In a statement on its website, the FDA said breaking out the data in that way would have disclosed confidential business information. The agency declined to comment further. The AVMA, the nation’s largest veterinary organization with roughly 80,000 members, does not plan to publicly respond to the report, spokesman David Kirkpatrick said.
The figures are the first released under a data-reporting provision passed by Congress in 2008. The new requirement was meant to inform the national debate about the proper use of antimicrobial drugs in food animals, and its link to drug-resistant infections in humans.
Many in the public health community believe that the practice of giving low doses of antibiotics to cattle, pigs and poultry that are not clinically sick promotes the development of antibiotic-resistant bacteria and could be phased out without significant consequences.
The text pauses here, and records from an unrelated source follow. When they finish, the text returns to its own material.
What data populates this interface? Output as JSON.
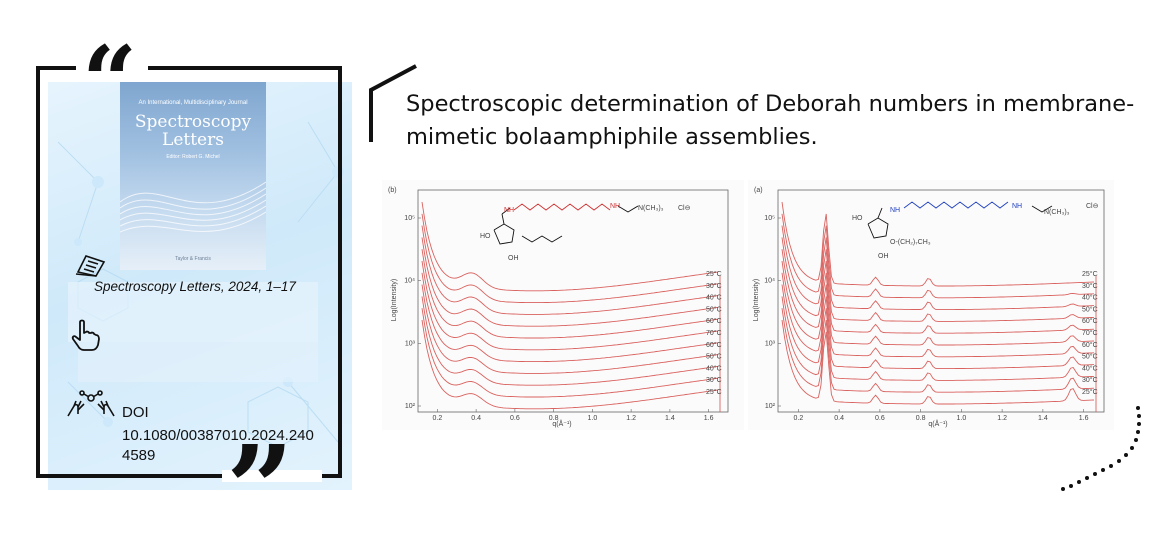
{
  "article": {
    "title": "Spectroscopic determination of Deborah numbers in membrane-mimetic bolaamphiphile assemblies."
  },
  "journal": {
    "cover": {
      "tagline": "An International, Multidisciplinary Journal",
      "name_line1": "Spectroscopy",
      "name_line2": "Letters",
      "editor": "Editor: Robert G. Michel",
      "publisher": "Taylor & Francis"
    },
    "citation": "Spectroscopy Letters, 2024, 1–17"
  },
  "doi": {
    "label": "DOI",
    "value": "10.1080/00387010.2024.2404589"
  },
  "icons": {
    "citation": "newspaper-icon",
    "pointer": "hand-pointer-icon",
    "doi": "hands-network-icon"
  },
  "colors": {
    "accent": "#111111",
    "card_background": "#d6ecfa",
    "curve": "#d9625f"
  },
  "chart_data": [
    {
      "type": "line",
      "panel_label": "(b)",
      "xlabel": "q(Å⁻¹)",
      "ylabel": "Log(Intensity)",
      "x_ticks": [
        "0.2",
        "0.4",
        "0.6",
        "0.8",
        "1.0",
        "1.2",
        "1.4",
        "1.6"
      ],
      "y_ticks": [
        "10⁵",
        "10⁴",
        "10³",
        "10²"
      ],
      "series": [
        {
          "name": "25°C"
        },
        {
          "name": "30°C"
        },
        {
          "name": "40°C"
        },
        {
          "name": "50°C"
        },
        {
          "name": "60°C"
        },
        {
          "name": "70°C"
        },
        {
          "name": "60°C"
        },
        {
          "name": "50°C"
        },
        {
          "name": "40°C"
        },
        {
          "name": "30°C"
        },
        {
          "name": "25°C"
        }
      ],
      "annotation": "Cl⊖"
    },
    {
      "type": "line",
      "panel_label": "(a)",
      "xlabel": "q(Å⁻¹)",
      "ylabel": "Log(Intensity)",
      "x_ticks": [
        "0.2",
        "0.4",
        "0.6",
        "0.8",
        "1.0",
        "1.2",
        "1.4",
        "1.6"
      ],
      "y_ticks": [
        "10⁵",
        "10⁴",
        "10³",
        "10²"
      ],
      "series": [
        {
          "name": "25°C"
        },
        {
          "name": "30°C"
        },
        {
          "name": "40°C"
        },
        {
          "name": "50°C"
        },
        {
          "name": "60°C"
        },
        {
          "name": "70°C"
        },
        {
          "name": "60°C"
        },
        {
          "name": "50°C"
        },
        {
          "name": "40°C"
        },
        {
          "name": "30°C"
        },
        {
          "name": "25°C"
        }
      ],
      "annotation": "Cl⊖"
    }
  ]
}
The meat and poultry industry, drug makers and the AVMA oppose curtailing such uses, maintaining that doing so would compromise animal health and food safety while delivering little or no benefit in the fight against drug-resistant infections in humans.
Legislation to restrict the use of drugs for growth promotion and disease prevention in food animals as been introduced in Congress several times but has never advanced beyond committee.